Sie tauchten ein in die Menge. Es war eine bunt zusammengewürfelte Gruppe lässig gekleideter junger Menschen ihres Alters, mit rutschenden Hosen und neumodischen Undercut-Frisuren, die in ausgelassener Stimmung und guter Laune bei Tanz, Musik und Essen zusammengedrängt standen, einander umarmten, Selfies machten und mit zusammensteckten Köpfen Youtube-Videos anschauten, kommentierten, lachten und lebhaft und ungezwungen diskutierten.
Laura wunderte sich, wie offen und unbeschwert locker sie alle waren, voller enthusiastischer Zukunftspläne und vor neuen Ideen und Selbstvertrauen strotzend, als könnte ihnen nichts und niemand etwas anhaben.

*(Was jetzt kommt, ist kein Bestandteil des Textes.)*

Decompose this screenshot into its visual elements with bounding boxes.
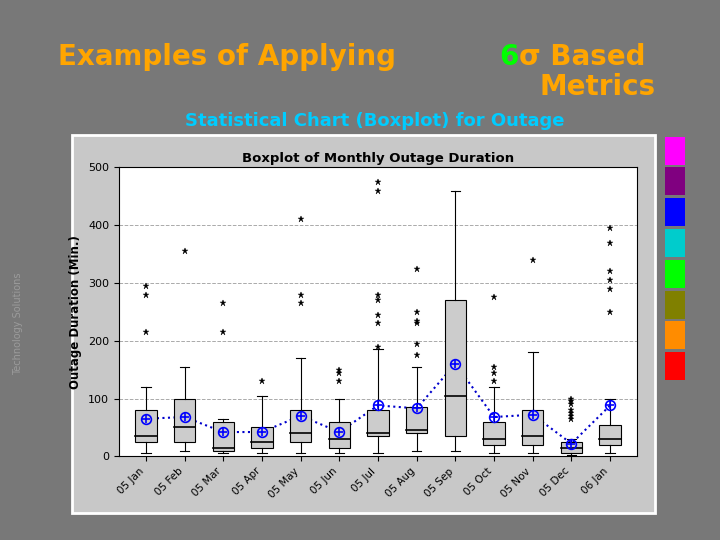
Bar — [135, 410, 156, 442]
Text: Statistical Chart (Boxplot) for Outage: Statistical Chart (Boxplot) for Outage — [184, 112, 564, 131]
Bar — [251, 428, 273, 448]
Text: Metrics: Metrics — [539, 73, 655, 102]
Bar — [174, 399, 195, 442]
Text: σ Based: σ Based — [519, 43, 646, 71]
Y-axis label: Outage Duration (Min.): Outage Duration (Min.) — [69, 235, 82, 389]
Bar — [445, 300, 466, 436]
Bar — [406, 407, 428, 433]
Bar — [328, 422, 350, 448]
Bar — [290, 410, 311, 442]
Text: 6: 6 — [499, 43, 518, 71]
Bar — [483, 422, 505, 445]
Bar — [367, 410, 389, 436]
Text: Examples of Applying: Examples of Applying — [58, 43, 405, 71]
Bar — [212, 422, 234, 450]
Text: Technology Solutions: Technology Solutions — [13, 273, 23, 375]
Title: Boxplot of Monthly Outage Duration: Boxplot of Monthly Outage Duration — [242, 152, 514, 165]
Bar — [522, 410, 544, 445]
Bar — [600, 424, 621, 445]
Bar — [561, 442, 582, 454]
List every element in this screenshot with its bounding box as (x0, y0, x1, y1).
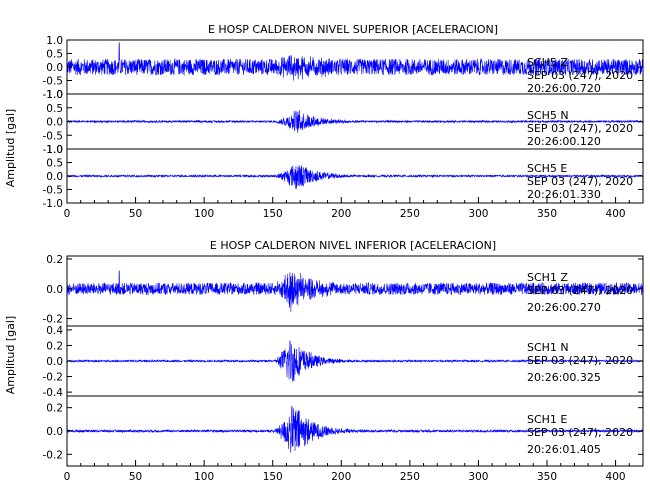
waveform-series (66, 406, 644, 453)
x-tick-label: 150 (263, 471, 283, 483)
upper-trace-3-plot: -1.0-0.50.00.51.0 (43, 144, 644, 210)
station-label-line: SEP 03 (247), 2020 (527, 69, 633, 82)
upper-trace-2-station-label: SCH5 N SEP 03 (247), 2020 20:26:00.120 (527, 109, 633, 148)
y-tick-label: -0.2 (43, 449, 64, 461)
upper-panel-ylabel: Amplitud [gal] (4, 109, 17, 187)
y-tick-label: 0.2 (46, 340, 63, 352)
x-tick-label: 300 (468, 471, 488, 483)
waveform-series (66, 340, 644, 382)
lower-trace-3-station-label: SCH1 E SEP 03 (247), 2020 20:26:01.405 (527, 413, 633, 456)
waveform-series (66, 42, 644, 81)
x-tick-label: 350 (537, 208, 557, 220)
station-label-line: SEP 03 (247), 2020 (527, 354, 633, 367)
y-tick-label: 0.0 (46, 284, 63, 296)
x-tick-label: 250 (400, 208, 420, 220)
x-tick-label: 50 (129, 208, 142, 220)
y-tick-label: -1.0 (43, 89, 64, 101)
lower-trace-2-station-label: SCH1 N SEP 03 (247), 2020 20:26:00.325 (527, 341, 633, 384)
x-tick-label: 150 (263, 208, 283, 220)
x-tick-label: 50 (129, 471, 142, 483)
y-tick-label: 0.0 (46, 356, 63, 368)
x-tick-label: 400 (606, 208, 626, 220)
x-tick-label: 0 (64, 208, 71, 220)
y-tick-label: 0.0 (46, 426, 63, 438)
x-tick-label: 100 (194, 208, 214, 220)
y-tick-label: -0.2 (43, 314, 64, 326)
y-tick-label: -0.2 (43, 372, 64, 384)
y-tick-label: 0.2 (46, 254, 63, 266)
station-label-line: SCH5 Z (527, 56, 568, 69)
y-tick-label: -0.5 (43, 185, 64, 197)
y-tick-label: 0.0 (46, 62, 63, 74)
x-tick-label: 250 (400, 471, 420, 483)
station-label-line: SCH5 E (527, 162, 567, 175)
y-tick-label: 0.4 (46, 325, 63, 337)
y-tick-label: 1.0 (46, 35, 63, 47)
upper-panel: E HOSP CALDERON NIVEL SUPERIOR [ACELERAC… (4, 23, 644, 220)
station-label-line: 20:26:00.120 (527, 135, 601, 148)
station-label-line: SCH1 N (527, 341, 569, 354)
station-label-line: SCH1 E (527, 413, 567, 426)
x-tick-label: 200 (331, 471, 351, 483)
upper-trace-1-station-label: SCH5 Z SEP 03 (247), 2020 20:26:00.720 (527, 56, 633, 95)
y-tick-label: 0.5 (46, 103, 63, 115)
upper-trace-3-station-label: SCH5 E SEP 03 (247), 2020 20:26:01.330 (527, 162, 633, 201)
lower-trace-1-station-label: SCH1 Z SEP 03 (247), 2020 20:26:00.270 (527, 271, 633, 314)
x-tick-label: 350 (537, 471, 557, 483)
station-label-line: 20:26:00.325 (527, 371, 601, 384)
lower-panel-title: E HOSP CALDERON NIVEL INFERIOR [ACELERAC… (210, 239, 496, 252)
station-label-line: SCH5 N (527, 109, 569, 122)
lower-x-axis: 0 50 100 150 200 250 300 350 400 (64, 460, 644, 483)
y-tick-label: 0.2 (46, 403, 63, 415)
y-tick-label: 0.5 (46, 49, 63, 61)
lower-panel-ylabel: Amplitud [gal] (4, 316, 17, 394)
upper-panel-title: E HOSP CALDERON NIVEL SUPERIOR [ACELERAC… (208, 23, 498, 36)
station-label-line: SEP 03 (247), 2020 (527, 175, 633, 188)
waveform-series (66, 270, 644, 312)
x-tick-label: 400 (606, 471, 626, 483)
station-label-line: SEP 03 (247), 2020 (527, 426, 633, 439)
y-tick-label: -0.5 (43, 130, 64, 142)
x-tick-label: 200 (331, 208, 351, 220)
x-tick-label: 100 (194, 471, 214, 483)
station-label-line: SEP 03 (247), 2020 (527, 284, 633, 297)
upper-x-axis: 0 50 100 150 200 250 300 350 400 (64, 197, 644, 220)
station-label-line: SEP 03 (247), 2020 (527, 122, 633, 135)
station-label-line: 20:26:00.720 (527, 82, 601, 95)
lower-panel: E HOSP CALDERON NIVEL INFERIOR [ACELERAC… (4, 239, 644, 483)
station-label-line: SCH1 Z (527, 271, 568, 284)
y-tick-label: 1.0 (46, 144, 63, 156)
waveform-series (66, 110, 644, 133)
y-tick-label: -0.4 (43, 387, 64, 399)
y-tick-label: 0.0 (46, 117, 63, 129)
lower-trace-2-plot: -0.4 -0.2 0.0 0.2 0.4 (43, 325, 644, 399)
y-tick-label: -1.0 (43, 144, 64, 156)
y-tick-label: -1.0 (43, 198, 64, 210)
station-label-line: 20:26:01.405 (527, 443, 601, 456)
y-tick-label: 1.0 (46, 89, 63, 101)
y-tick-label: 0.5 (46, 158, 63, 170)
y-tick-label: -0.5 (43, 76, 64, 88)
station-label-line: 20:26:01.330 (527, 188, 601, 201)
x-tick-label: 0 (64, 471, 71, 483)
y-tick-label: 0.0 (46, 171, 63, 183)
waveform-series (66, 164, 644, 190)
x-tick-label: 300 (468, 208, 488, 220)
station-label-line: 20:26:00.270 (527, 301, 601, 314)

Nur einer saß verdächtig still und vollkommen abseits, wie von seiner Umwelt abgeschnitten, allein in einer unauffälligen Ecke vor dem eingeschalteten kleinen Fernseher. Mit seinem strengen Gesicht saß er da in schlecht sitzender Kleidung. Unter seinem abgetragenen beigen Mantel lugte ein verwaschenes Gewand hervor, dazu trug er abgelatschte Sandalen.
Er wirkte fehl am Platz.
Er schien etwas in sich zu tragen, das ihn auffraß und innerlich zerriss. Sein Gesicht trug Spuren eines inneren Traumas.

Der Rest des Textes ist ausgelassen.